Solano não perdeu o entusiasmo, responde com sorrisos e continua trabalhando na venda de tortas, empanadas e alguns refrescos feitos à base de fruta seca. A imprensa preferiu voltar seu olhar para outras regiões distantes, reservando para seus jornalistas intensas disputas para ocupar um dos poucos espaços livres nos dois helicópteros UH-Huey, emprestados pela Força Aérea argentina para sobrevoar as zonas devastadas. Nesta quarta-feira, o governo declarou o “estado de desastre” para três províncias de Beni.
O presidente argentino, Néstor Kirchner, emprestou cinco helicópteros. Alguém comenta que na base norte-americana antidrogas na central Santa Cruz de la Sierra há cinco aparelhos do mesmo tipo com bandeira boliviana na cauda, mas ninguém explica porque não estão destinados aos trabalhos de resgate e assistência às vítimas. Alguns metros à frente, no meio da estrada para chamar a atenção, três famílias instalaram barracas de material impermeável doadas pelo governo peruano, mas estão pendentes de receber algum alimento.

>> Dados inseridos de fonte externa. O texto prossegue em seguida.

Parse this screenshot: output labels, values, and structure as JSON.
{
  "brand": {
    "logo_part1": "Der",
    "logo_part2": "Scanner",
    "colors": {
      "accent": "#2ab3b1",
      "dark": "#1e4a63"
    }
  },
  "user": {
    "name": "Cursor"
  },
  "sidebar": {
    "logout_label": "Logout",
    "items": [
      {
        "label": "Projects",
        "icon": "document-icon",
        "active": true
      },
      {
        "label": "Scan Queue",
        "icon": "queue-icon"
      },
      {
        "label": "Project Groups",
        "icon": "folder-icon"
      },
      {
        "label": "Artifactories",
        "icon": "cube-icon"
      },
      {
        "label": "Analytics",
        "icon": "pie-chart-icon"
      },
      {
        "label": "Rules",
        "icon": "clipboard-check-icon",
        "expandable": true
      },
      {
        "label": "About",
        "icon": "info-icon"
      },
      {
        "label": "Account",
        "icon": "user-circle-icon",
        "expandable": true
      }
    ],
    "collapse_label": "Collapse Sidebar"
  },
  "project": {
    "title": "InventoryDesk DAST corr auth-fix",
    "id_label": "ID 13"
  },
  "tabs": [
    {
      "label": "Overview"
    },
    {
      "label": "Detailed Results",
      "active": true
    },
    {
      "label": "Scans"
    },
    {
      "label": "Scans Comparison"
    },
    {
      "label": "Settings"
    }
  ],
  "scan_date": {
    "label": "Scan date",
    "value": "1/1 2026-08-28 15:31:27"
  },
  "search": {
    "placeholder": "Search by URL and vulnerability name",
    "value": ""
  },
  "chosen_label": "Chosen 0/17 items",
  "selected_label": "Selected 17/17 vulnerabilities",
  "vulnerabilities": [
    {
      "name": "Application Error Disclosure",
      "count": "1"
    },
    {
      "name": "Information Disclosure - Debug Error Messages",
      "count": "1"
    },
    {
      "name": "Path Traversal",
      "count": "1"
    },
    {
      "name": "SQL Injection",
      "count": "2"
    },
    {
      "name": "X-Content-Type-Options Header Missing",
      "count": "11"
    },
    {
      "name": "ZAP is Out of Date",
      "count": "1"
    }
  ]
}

Jesús Ibáñez, homem de vários ofícios como o de moto-taxista, lamenta ter perdido seus eletrodomésticos, um computador e o aparelho de televisão. A pouca distancia estão seus móveis estragados pela chuva. Enquanto Ibáñez conversa com a IPS, uma mulher cai na água desde uma improvisada embarcação impulsionada com pedaços de madeira como se fossem remos. Alguns rapazes conseguem resgatá-la, e chega com alguma dificuldade à margem do imenso lago formado pelo transbordamento do rio Mamoré, univa fonte da qual bebem as vítimas e destino final de animais mortos, esgotos e lixo sólido.
“A poucos metros desta água estão as lagoas de oxidação dos esgotos de Trinidad, e agora as duas águas se juntam”, disse uma mulher preocupada, enquanto seus filhos brincam no liquido escuro. Na pista militar de Trinidad, o diretor-executivo da Defesa Civil de Beni, coronel Alejandro Núñez, cuida de cada detalhe dos despachos de doações para populações às quais só se chega por ar. Com uniforme de combate, Núñez comanda dezenas de soldados suarentos pelo trabalho de transportar nos ombros alimentos e roupa coletados no restante do país.
Sua experiência nas operações de emergência, durante o terremoto de maio de 1998 que afetou parte do departamento de Cochabamba, lhe deixou algumas lições e, por isso, é detalhista ao registrar a entrega de doações. Até Trinidad chegaram cerca de 240 toneladas de alimentos doados por particulares e pelo Programa Mundial de Alimentos das Nações Unidas, aos quais se somam um contêiner com apetrechos médicos e remédios entregues pela organização internacional Visão Mundial, no valor de US$ 1,7 milhão, mas a falta de vias de transporte impõe limitações, diz Núñez.
A distribuição depende de um avião Hércules com capacidade de 20 toneladas, dois aviões Cessna, que podem levar meia tonelada cada um, e dois helicópteros argentinos que carregam até uma tonelada de alimentos cada. A região nordeste foi a mais atingida por chuvas torrenciais que caem desde dezembro por todo o país e atribuídas pelos especialistas ao periódico fenômeno climático El Niño. Cerca de 350 mil pessoas ficaram desabrigadas e mais de 35 morreram.
Nos rios, grandes embarcações da força naval deste país transportam até 25 toneladas de doações, mas a maior preocupação de Núñz é a provisão de comida e remédios nos próximos meses, quando as águas baixarem e as pessoas voltarem às suas terras com a expectativa de reconstruir suas casas. “A provisão de víveres está garantida para os próximos 15 dias, desde que o anel de proteção não seja rompido pela água”, acrescenta, enquanto ordena a entrega a bolsas de água purificada aos soldados extenuados.